Wednesday, October 19, 2005


More Non-Violent Protests...

According to Melbourne Indymedia:
A noisy group of 100 or more people braved the rain to heckle [Australian Prime Minister] John Howard as he attended a dinner at the Melbourne Museum tonight.

The snap action was called to highlight the government's proposed anti terror laws, which will severely restrict freedom of speech.

A number of security guards were in attendance, however a small group of protesters were able to get in the front door before being caught by police, At one stage a large glass door shattered as police attempted to stop protesters entering the building.
Obviously the door, deep in depression, shattered itself. On the other hand, according to a Melbourne Newspaper:
Protesters shattered a glass door when a rally outside a Melbourne business dinner attended by Prime Minister John Howard turned violent last night.

Around 200 hostile protesters met Mr Howard as he arrived to speak at the Prime Minister's Awards for Excellence in Community Business Partnerships at the Melbourne Museum in Carlton.

After Mr Howard entered the building the protesters banged on the outside walls of the museum and one officer said eggs were thrown at police.

Inspector Stephen Mutton said about a dozen protesters entered a courtyard on the lower level of the museum and broke a large glass door.
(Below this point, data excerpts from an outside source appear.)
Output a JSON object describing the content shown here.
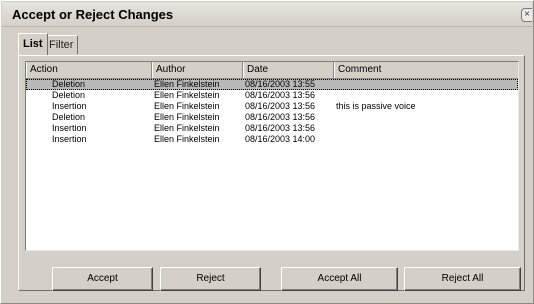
{
  "window": {
    "title": "Accept or Reject Changes",
    "close_symbol": "×"
  },
  "tabs": [
    {
      "label": "List",
      "active": true
    },
    {
      "label": "Filter",
      "active": false
    }
  ],
  "list": {
    "columns": [
      "Action",
      "Author",
      "Date",
      "Comment"
    ],
    "rows": [
      {
        "action": "Deletion",
        "author": "Ellen Finkelstein",
        "date": "08/16/2003 13:55",
        "comment": "",
        "selected": true
      },
      {
        "action": "Deletion",
        "author": "Ellen Finkelstein",
        "date": "08/16/2003 13:56",
        "comment": ""
      },
      {
        "action": "Insertion",
        "author": "Ellen Finkelstein",
        "date": "08/16/2003 13:56",
        "comment": "this is passive voice"
      },
      {
        "action": "Deletion",
        "author": "Ellen Finkelstein",
        "date": "08/16/2003 13:56",
        "comment": ""
      },
      {
        "action": "Insertion",
        "author": "Ellen Finkelstein",
        "date": "08/16/2003 13:56",
        "comment": ""
      },
      {
        "action": "Insertion",
        "author": "Ellen Finkelstein",
        "date": "08/16/2003 14:00",
        "comment": ""
      }
    ]
  },
  "buttons": {
    "accept": "Accept",
    "reject": "Reject",
    "accept_all": "Accept All",
    "reject_all": "Reject All"
  }
}
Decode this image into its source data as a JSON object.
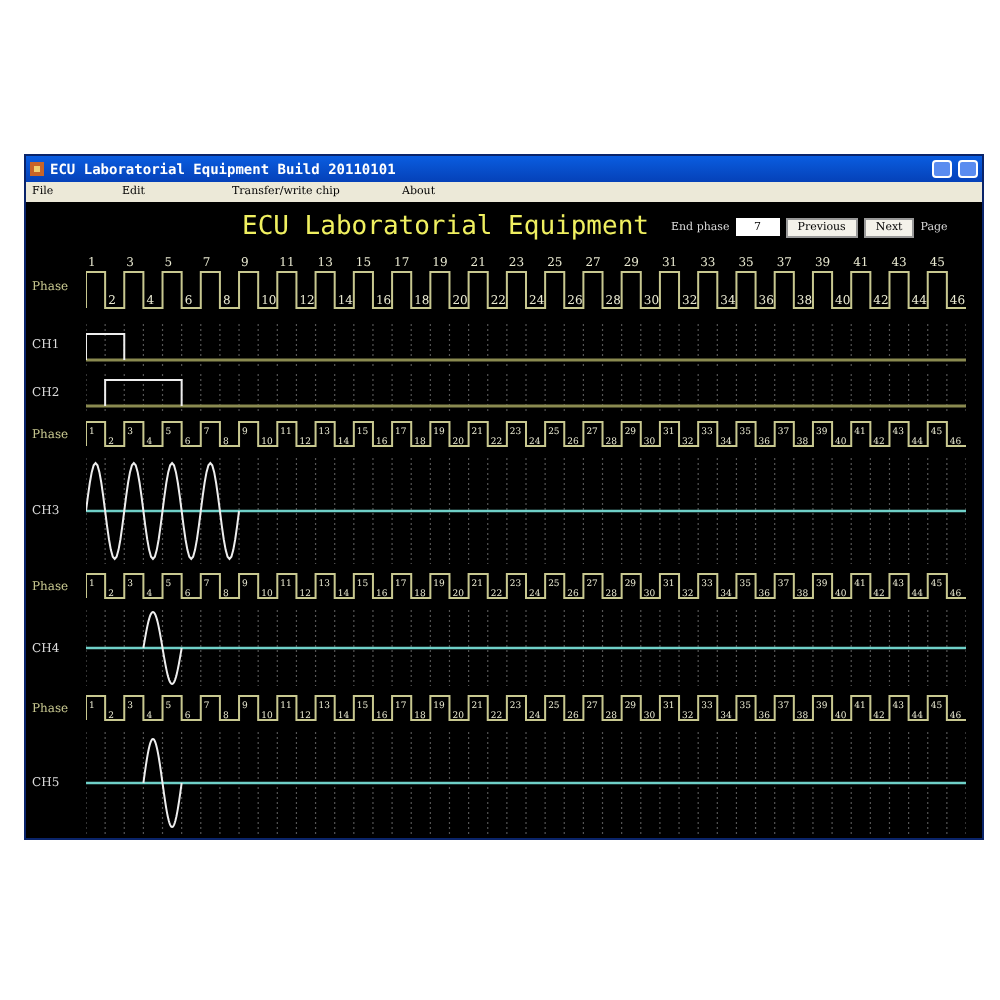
{
  "window": {
    "title": "ECU Laboratorial Equipment Build 20110101"
  },
  "menu": [
    "File",
    "Edit",
    "Transfer/write chip",
    "About"
  ],
  "header": {
    "title": "ECU Laboratorial Equipment",
    "end_phase_label": "End phase",
    "end_phase_value": "7",
    "buttons": [
      "Previous",
      "Next"
    ],
    "page_label": "Page"
  },
  "rows": [
    {
      "kind": "phase_tall",
      "label": "Phase",
      "numbers": [
        "1",
        "2",
        "3",
        "4",
        "5",
        "6",
        "7",
        "8",
        "9",
        "10",
        "11",
        "12",
        "13",
        "14",
        "15",
        "16",
        "17",
        "18",
        "19",
        "20",
        "21",
        "22",
        "23",
        "24",
        "25",
        "26",
        "27",
        "28",
        "29",
        "30",
        "31",
        "32",
        "33",
        "34",
        "35",
        "36",
        "37",
        "38",
        "39",
        "40",
        "41",
        "42",
        "43",
        "44",
        "45",
        "46"
      ]
    },
    {
      "kind": "pulse",
      "label": "CH1"
    },
    {
      "kind": "pulse",
      "label": "CH2"
    },
    {
      "kind": "phase",
      "label": "Phase",
      "numbers": [
        "1",
        "2",
        "3",
        "4",
        "5",
        "6",
        "7",
        "8",
        "9",
        "10",
        "11",
        "12",
        "13",
        "14",
        "15",
        "16",
        "17",
        "18",
        "19",
        "20",
        "21",
        "22",
        "23",
        "24",
        "25",
        "26",
        "27",
        "28",
        "29",
        "30",
        "31",
        "32",
        "33",
        "34",
        "35",
        "36",
        "37",
        "38",
        "39",
        "40",
        "41",
        "42",
        "43",
        "44",
        "45",
        "46"
      ]
    },
    {
      "kind": "sine",
      "label": "CH3"
    },
    {
      "kind": "phase",
      "label": "Phase",
      "numbers": [
        "1",
        "2",
        "3",
        "4",
        "5",
        "6",
        "7",
        "8",
        "9",
        "10",
        "11",
        "12",
        "13",
        "14",
        "15",
        "16",
        "17",
        "18",
        "19",
        "20",
        "21",
        "22",
        "23",
        "24",
        "25",
        "26",
        "27",
        "28",
        "29",
        "30",
        "31",
        "32",
        "33",
        "34",
        "35",
        "36",
        "37",
        "38",
        "39",
        "40",
        "41",
        "42",
        "43",
        "44",
        "45",
        "46"
      ]
    },
    {
      "kind": "sine",
      "label": "CH4"
    },
    {
      "kind": "phase",
      "label": "Phase",
      "numbers": [
        "1",
        "2",
        "3",
        "4",
        "5",
        "6",
        "7",
        "8",
        "9",
        "10",
        "11",
        "12",
        "13",
        "14",
        "15",
        "16",
        "17",
        "18",
        "19",
        "20",
        "21",
        "22",
        "23",
        "24",
        "25",
        "26",
        "27",
        "28",
        "29",
        "30",
        "31",
        "32",
        "33",
        "34",
        "35",
        "36",
        "37",
        "38",
        "39",
        "40",
        "41",
        "42",
        "43",
        "44",
        "45",
        "46"
      ]
    },
    {
      "kind": "sine",
      "label": "CH5"
    }
  ]
}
"They've forced a door, with security on the other side, and that occurring the door shattered," he said.

"We've removed three protesters... and we are looking at commencing an investigation into the damaging of the door."

"It's been very noisy and people are having their say and free speech, and I have no issue with that, but obviously if property gets damaged we'll look into that and if we can charge someone we will."
Back on Indymedia, according to the protesters:
It was a very energetic and lively protest, which included a roving choir, and a large mix of people angry at a range of issues and concerned about freedom of speech.
And here's a photo of one such energetic and lively protester.
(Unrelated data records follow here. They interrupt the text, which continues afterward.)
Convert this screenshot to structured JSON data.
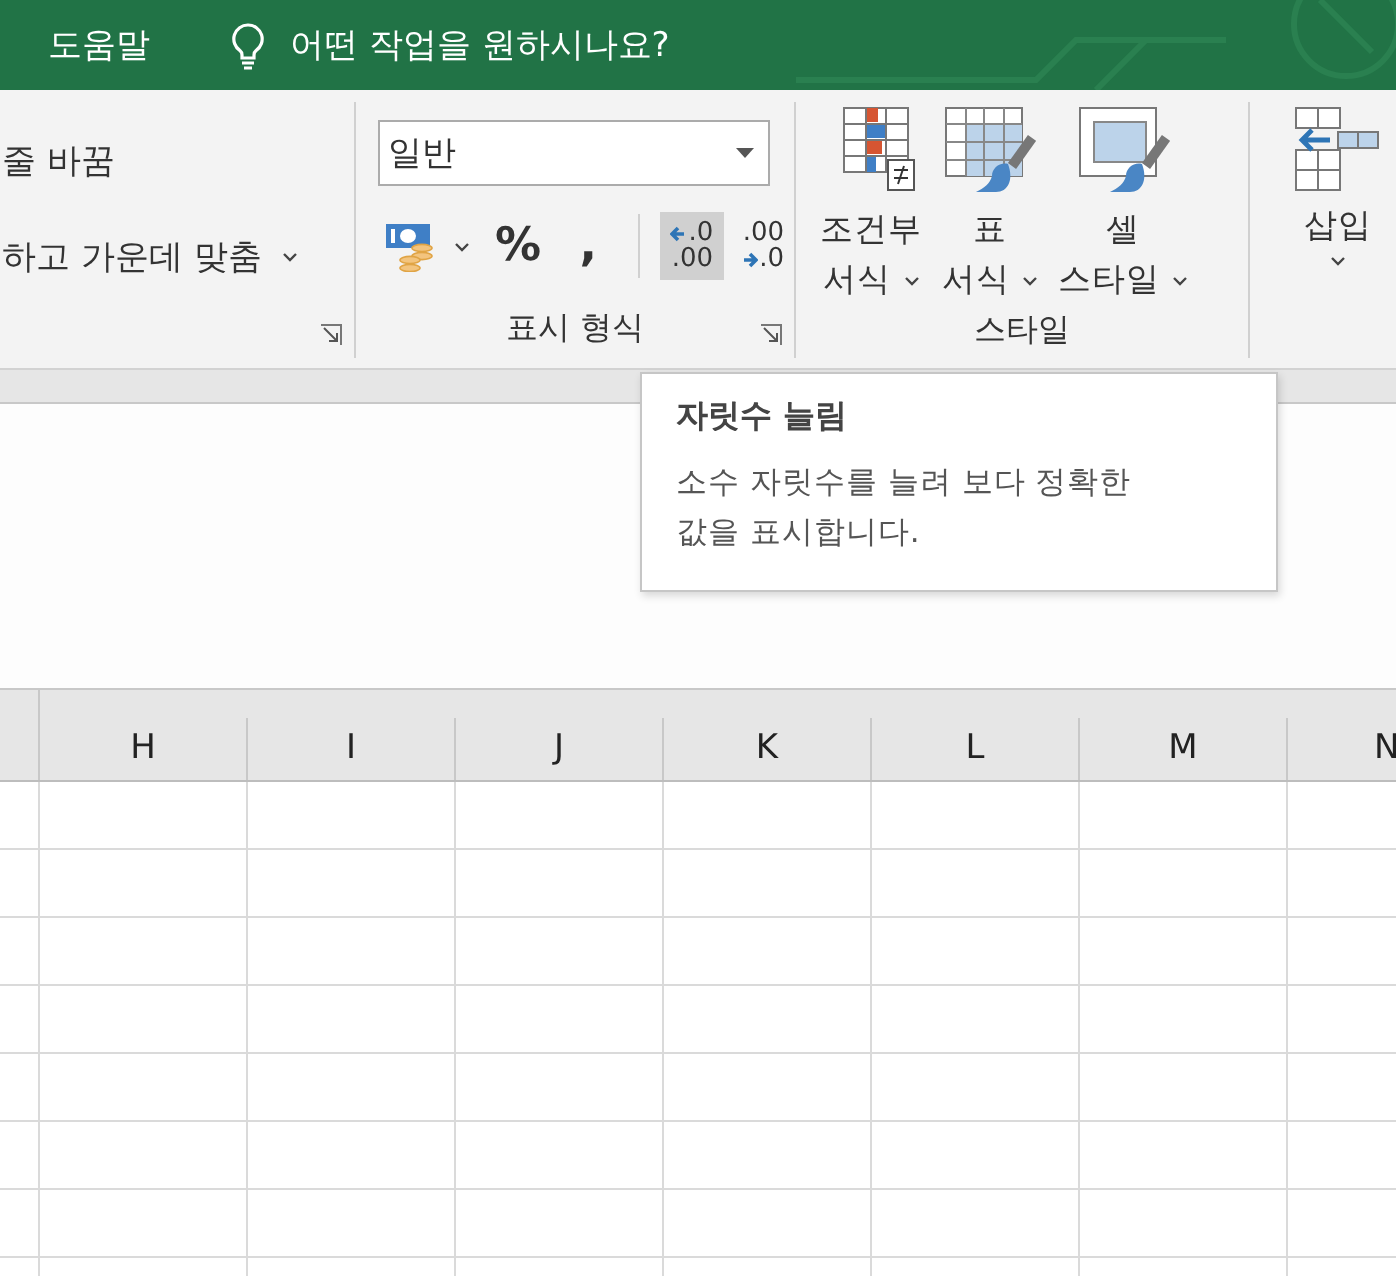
{
  "tab_bar": {
    "tab": "도움말",
    "search": {
      "placeholder": "어떤 작업을 원하시나요?"
    }
  },
  "ribbon": {
    "alignment_group": {
      "buttons": [
        {
          "label": "줄 바꿈",
          "dropdown": false
        },
        {
          "label": "하고 가운데 맞춤",
          "dropdown": true
        }
      ]
    },
    "number_group": {
      "format": "일반",
      "label": "표시 형식",
      "buttons": [
        {
          "kind": "currency",
          "highlighted": false
        },
        {
          "kind": "symbol",
          "text": "%",
          "highlighted": false
        },
        {
          "kind": "symbol",
          "text": ",",
          "highlighted": false
        },
        {
          "kind": "increase-decimal",
          "top": ".0",
          "bottom": ".00",
          "highlighted": true
        },
        {
          "kind": "decrease-decimal",
          "top": ".00",
          "bottom": ".0",
          "highlighted": false
        }
      ]
    },
    "styles_group": {
      "label": "스타일",
      "buttons": [
        {
          "kind": "conditional",
          "label": "조건부\n서식"
        },
        {
          "kind": "table",
          "label": "표\n서식"
        },
        {
          "kind": "cell",
          "label": "셀\n스타일"
        }
      ]
    },
    "cells_group": {
      "buttons": [
        {
          "kind": "insert",
          "label": "삽입"
        }
      ]
    }
  },
  "tooltip": {
    "title": "자릿수 늘림",
    "body": "소수 자릿수를 늘려 보다 정확한 값을 표시합니다."
  },
  "sheet": {
    "columns": [
      "H",
      "I",
      "J",
      "K",
      "L",
      "M",
      "N"
    ]
  }
}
The comments on the Indymedia article repeat a common argument:
The new laws don't threaten freedom of speech. It's a lie to say they do.
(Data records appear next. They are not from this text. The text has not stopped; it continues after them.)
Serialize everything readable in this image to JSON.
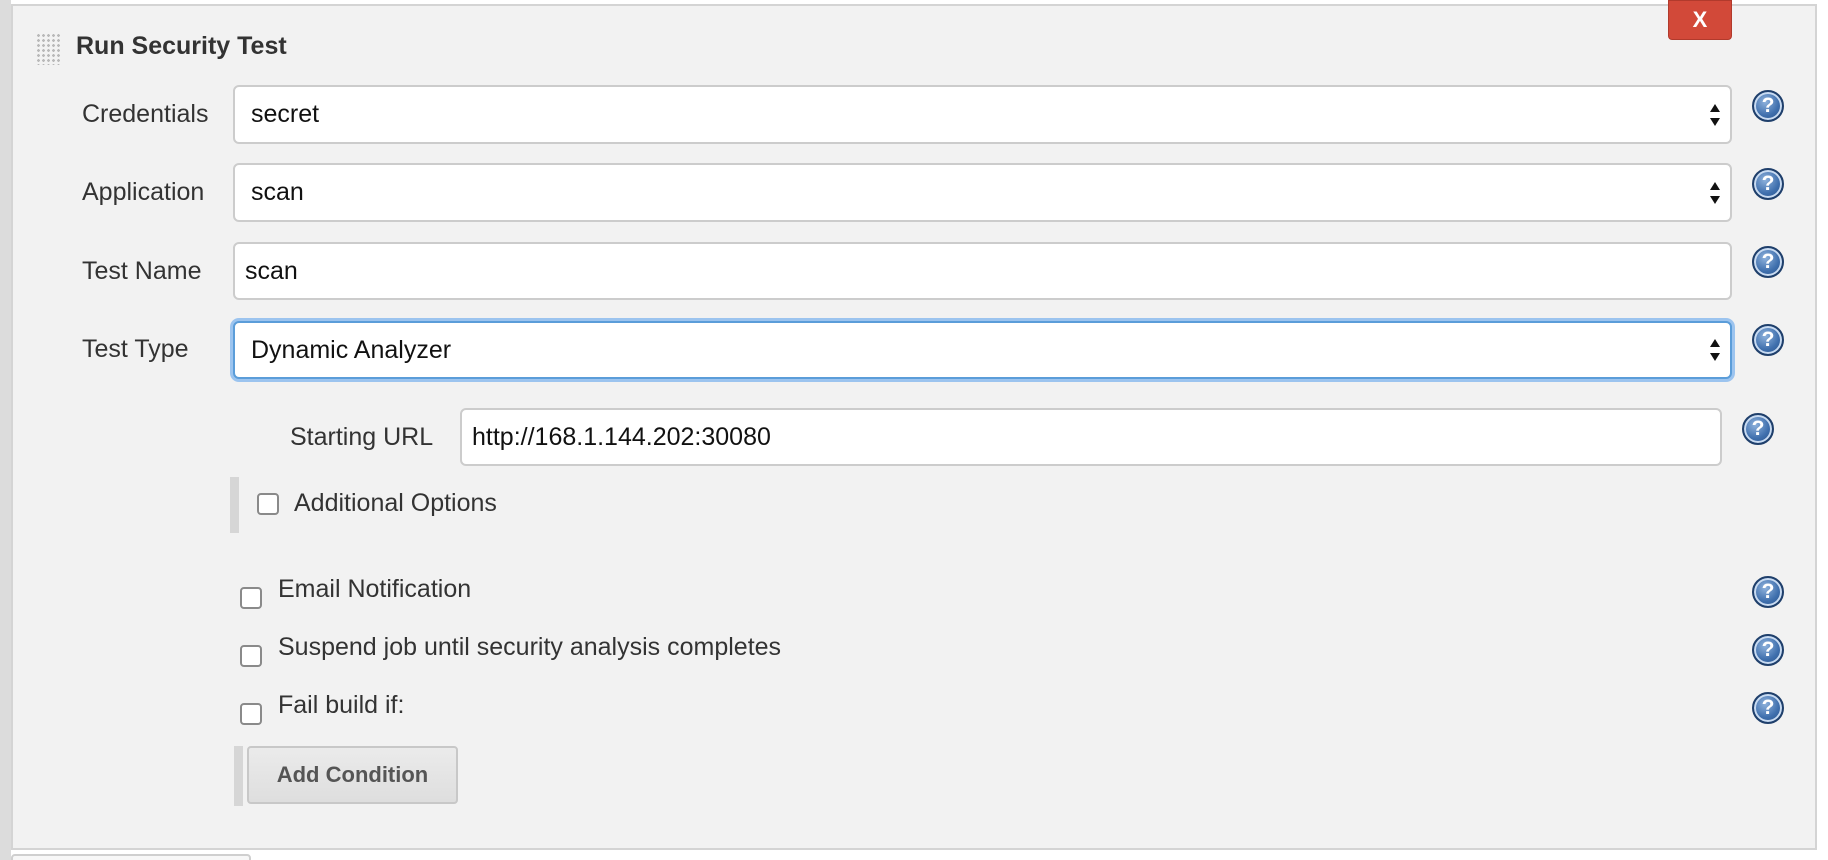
{
  "section": {
    "title": "Run Security Test",
    "close_label": "X"
  },
  "fields": {
    "credentials": {
      "label": "Credentials",
      "value": "secret"
    },
    "application": {
      "label": "Application",
      "value": "scan"
    },
    "test_name": {
      "label": "Test Name",
      "value": "scan"
    },
    "test_type": {
      "label": "Test Type",
      "value": "Dynamic Analyzer"
    },
    "starting_url": {
      "label": "Starting URL",
      "value": "http://168.1.144.202:30080"
    }
  },
  "options": {
    "additional_options": {
      "label": "Additional Options",
      "checked": false
    },
    "email_notification": {
      "label": "Email Notification",
      "checked": false
    },
    "suspend_job": {
      "label": "Suspend job until security analysis completes",
      "checked": false
    },
    "fail_build": {
      "label": "Fail build if:",
      "checked": false
    }
  },
  "buttons": {
    "add_condition": "Add Condition"
  },
  "help_icon_glyph": "?",
  "colors": {
    "close_button": "#d24939",
    "help_icon": "#3f6fad",
    "focus_ring": "#5b9dd9",
    "panel_background": "#f2f2f2"
  }
}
Violent protesters do threaten freedom of speech by trying to shut down meetings they don't like.
Protesters of course insist they were non-violent (as always):
There is a big difference between violence against property and violence against people. The police were the only party using violence against peaceful protesters
...and the eggs thrown at police officers were originally intended for post-protest omelettes.
It is a shame that a museum was damaged to demonstrate that a lot of people are very angry about the many evils that Howards government is inflicting on this, and other countries. but direct confrontation is necessary for change.
An interesting attitude. So after trashing a gallery, what actually changed? Besides someone's egg-soaked shirt and a bit of glass of course. Another job well done.